Maithili-language author (died 1315)

Caṇḍeśvara Thakkura (died 1315) was a Maithili-language political theorist and general during the 14th century. He served as minister for peace and war and chief judge in the court of Harisimhadeva who was the last King of the Karnat dynasty of Mithila. This dynasty ruled parts of modern-day Mithilanchal and Southern Nepal. His family had their origins in the village of Bisfi in modern-day Madhubani district.

== Family ==
Chandeshvar was born in a family of Maithil Brahmins who were also learned scholars who worked in the Karnat court. He was the cousin of Jayadatta who was the grandfather of Vidyapati who worked in the court of the Oiniwar dynasty a century after Candesvara's time. Candesvara was also the grandson of another scholar, Devāditya Ṭhakkura who was described as a "minister for War and Peace" in the court of the Karnat dynasty.

Candesvara most likely became a minister for peace and war for Harisimhadeva in 1310 C.E.

== Military career ==
Primary sources from the time describe him as a great diplomat and a successful minister cum commander who participated in battles against mlecchas (possibly referring to Muslim invaders).

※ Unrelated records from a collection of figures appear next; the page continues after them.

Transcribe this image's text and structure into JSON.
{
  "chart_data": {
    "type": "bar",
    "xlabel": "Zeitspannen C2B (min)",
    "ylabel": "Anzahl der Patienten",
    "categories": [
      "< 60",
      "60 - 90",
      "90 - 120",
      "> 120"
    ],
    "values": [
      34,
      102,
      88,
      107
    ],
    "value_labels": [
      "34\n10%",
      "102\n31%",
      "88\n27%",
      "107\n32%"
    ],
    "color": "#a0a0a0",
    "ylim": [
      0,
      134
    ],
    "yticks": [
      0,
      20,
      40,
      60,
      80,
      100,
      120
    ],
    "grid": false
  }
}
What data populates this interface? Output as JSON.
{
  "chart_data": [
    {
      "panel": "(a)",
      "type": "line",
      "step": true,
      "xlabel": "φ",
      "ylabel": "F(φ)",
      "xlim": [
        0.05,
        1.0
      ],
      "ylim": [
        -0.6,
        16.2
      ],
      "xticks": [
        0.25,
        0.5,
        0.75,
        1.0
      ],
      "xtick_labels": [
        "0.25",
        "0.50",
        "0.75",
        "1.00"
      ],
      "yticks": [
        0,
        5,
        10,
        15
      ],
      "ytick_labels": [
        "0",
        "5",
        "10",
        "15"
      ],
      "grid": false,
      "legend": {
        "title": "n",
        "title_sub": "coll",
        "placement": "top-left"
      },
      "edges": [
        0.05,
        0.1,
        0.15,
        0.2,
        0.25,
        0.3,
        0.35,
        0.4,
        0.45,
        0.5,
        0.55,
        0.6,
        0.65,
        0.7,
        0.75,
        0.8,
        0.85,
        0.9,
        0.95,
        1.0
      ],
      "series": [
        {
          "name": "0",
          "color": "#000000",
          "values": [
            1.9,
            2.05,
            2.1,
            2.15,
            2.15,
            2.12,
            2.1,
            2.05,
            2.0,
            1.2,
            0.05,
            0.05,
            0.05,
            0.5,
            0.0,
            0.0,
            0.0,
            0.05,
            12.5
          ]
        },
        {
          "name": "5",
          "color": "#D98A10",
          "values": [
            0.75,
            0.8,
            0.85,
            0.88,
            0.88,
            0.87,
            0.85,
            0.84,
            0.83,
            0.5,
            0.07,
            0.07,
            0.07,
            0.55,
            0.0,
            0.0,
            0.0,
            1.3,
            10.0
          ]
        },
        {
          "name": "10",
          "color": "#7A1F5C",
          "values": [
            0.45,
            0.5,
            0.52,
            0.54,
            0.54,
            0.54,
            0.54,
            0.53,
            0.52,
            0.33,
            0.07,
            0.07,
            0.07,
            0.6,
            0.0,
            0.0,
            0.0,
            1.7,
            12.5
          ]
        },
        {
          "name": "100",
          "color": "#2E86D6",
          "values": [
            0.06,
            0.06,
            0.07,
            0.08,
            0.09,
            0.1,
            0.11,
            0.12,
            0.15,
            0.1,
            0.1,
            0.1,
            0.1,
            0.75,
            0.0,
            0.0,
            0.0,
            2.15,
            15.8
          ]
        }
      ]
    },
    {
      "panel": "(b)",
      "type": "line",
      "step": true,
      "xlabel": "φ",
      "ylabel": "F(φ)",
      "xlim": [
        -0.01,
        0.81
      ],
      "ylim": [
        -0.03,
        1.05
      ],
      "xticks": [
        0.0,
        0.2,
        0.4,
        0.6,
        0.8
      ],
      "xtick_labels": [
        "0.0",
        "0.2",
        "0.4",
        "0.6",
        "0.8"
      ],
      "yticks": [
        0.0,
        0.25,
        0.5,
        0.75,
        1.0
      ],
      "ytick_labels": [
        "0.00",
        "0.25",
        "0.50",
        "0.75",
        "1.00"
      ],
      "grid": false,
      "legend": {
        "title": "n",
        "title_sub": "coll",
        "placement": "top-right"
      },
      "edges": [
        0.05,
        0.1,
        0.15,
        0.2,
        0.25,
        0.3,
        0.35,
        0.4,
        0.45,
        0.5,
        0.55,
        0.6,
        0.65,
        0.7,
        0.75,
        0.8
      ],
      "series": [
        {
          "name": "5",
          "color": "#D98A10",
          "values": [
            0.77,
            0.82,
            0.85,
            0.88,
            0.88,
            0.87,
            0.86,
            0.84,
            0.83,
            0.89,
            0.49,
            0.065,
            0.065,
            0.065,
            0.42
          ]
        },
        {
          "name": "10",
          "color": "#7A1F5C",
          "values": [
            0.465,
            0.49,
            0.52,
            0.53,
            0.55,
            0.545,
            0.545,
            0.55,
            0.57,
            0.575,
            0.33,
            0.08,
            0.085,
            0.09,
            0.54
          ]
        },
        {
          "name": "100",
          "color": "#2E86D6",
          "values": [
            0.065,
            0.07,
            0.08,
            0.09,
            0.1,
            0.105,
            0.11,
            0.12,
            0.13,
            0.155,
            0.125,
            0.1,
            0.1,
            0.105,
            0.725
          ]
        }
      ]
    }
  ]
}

He was also described as having rescued the earth from being flooded by Mlechchhas (possibly by defeating some Tughlaq generals)
as well as leading a successful military expedition to Nepal where he is said to have distributed gold equal in weight to himself on the banks of the Bagmati River in 1314.

Under Caṇḍeśvara's leadership and with the support of the King Harisimhadeva, the Karnatas of Mithila launched an attack on Nepal in 1314. The Karnats made the city of Bhaktapur their focus and plundered the city. After this, they targeted the Lalitpur region.

== Literary works ==
Among his most notable works was the Rājanītiratnākara, a treatise on organising the state. Furthermore, he also wrote a set of seven books that dealt with issues relating to the law among other themes. These were titled the Krityaratnākara, Dānaratnākara, Vyavahāraratnākara, Śuddhiratnākara, Pūjāratnākara, Vivādaratnākara, and Gṛihastharatnākara. These books dealt with gratitude, philanthropy, conduct, purification, religious rituals, conflict and family life, respectively. Together, these books are referred to as Saptaratnākara (seven jewels).